Locator indexing makes it possible to search for quotes, policies, and accounts by locator, along with elements by locator or static locator.
Entity number indexing makes it possible to search for quotes, policies, accounts, and FNOLs by entity number.
You may use the defaultSearchable and searchable configuration properties to more precisely control which string fields are indexed for search. defaultSearchable is available at the top level of the configuration, in addition to configuration for accounts, products, and elements.
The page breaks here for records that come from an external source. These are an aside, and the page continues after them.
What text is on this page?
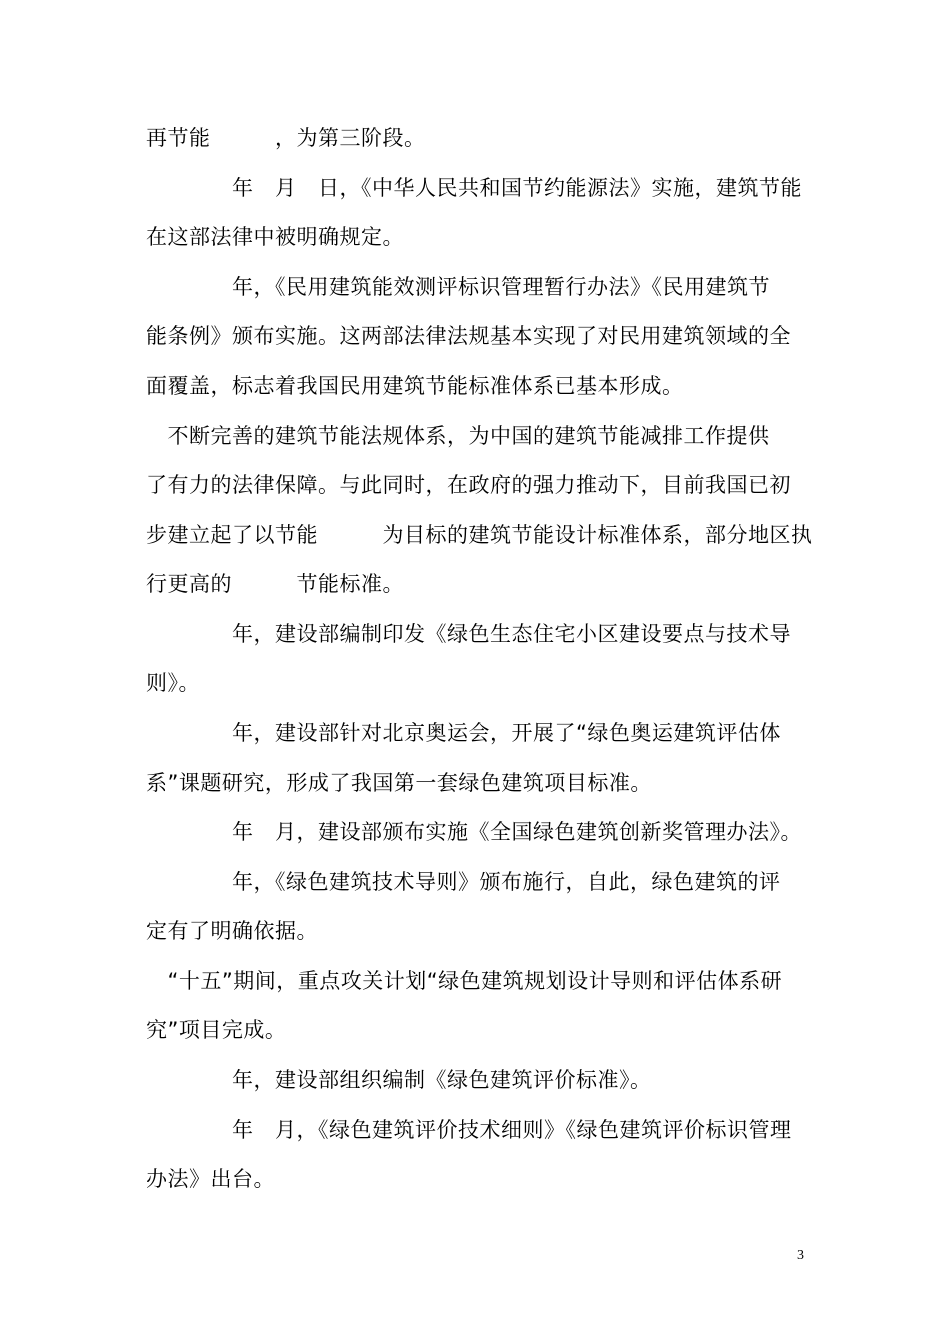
再节能　　　，为第三阶段。
　　　　年　月　日，《中华人民共和国节约能源法》实施，建筑节能
在这部法律中被明确规定。
　　　　年，《民用建筑能效测评标识管理暂行办法》《民用建筑节
能条例》颁布实施。这两部法律法规基本实现了对民用建筑领域的全
面覆盖，标志着我国民用建筑节能标准体系已基本形成。
　不断完善的建筑节能法规体系，为中国的建筑节能减排工作提供
了有力的法律保障。与此同时，在政府的强力推动下，目前我国已初
步建立起了以节能　　　为目标的建筑节能设计标准体系，部分地区执
行更高的　　　节能标准。
　　　　年，建设部编制印发《绿色生态住宅小区建设要点与技术导
则》。
　　　　年，建设部针对北京奥运会，开展了“绿色奥运建筑评估体
系”课题研究，形成了我国第一套绿色建筑项目标准。
　　　　年　月，建设部颁布实施《全国绿色建筑创新奖管理办法》。
　　　　年，《绿色建筑技术导则》颁布施行，自此，绿色建筑的评
定有了明确依据。
　“十五”期间，重点攻关计划“绿色建筑规划设计导则和评估体系研
究”项目完成。
　　　　年，建设部组织编制《绿色建筑评价标准》。
　　　　年　月，《绿色建筑评价技术细则》《绿色建筑评价标识管理
办法》出台。
3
When defaultSearchable is true, all string fields at that level and below are indexed. When defaultSearchable is false, then a string field must have searchable set to true in order to be indexed for search. For a given field, the nearest defaultSearchable value when going up the configuration hierarchy applies.
Note
While Socotra allows you to create draft entities with fields not specified in the configuration, the search service will only index fields on draft entities that are actually present in the configuration.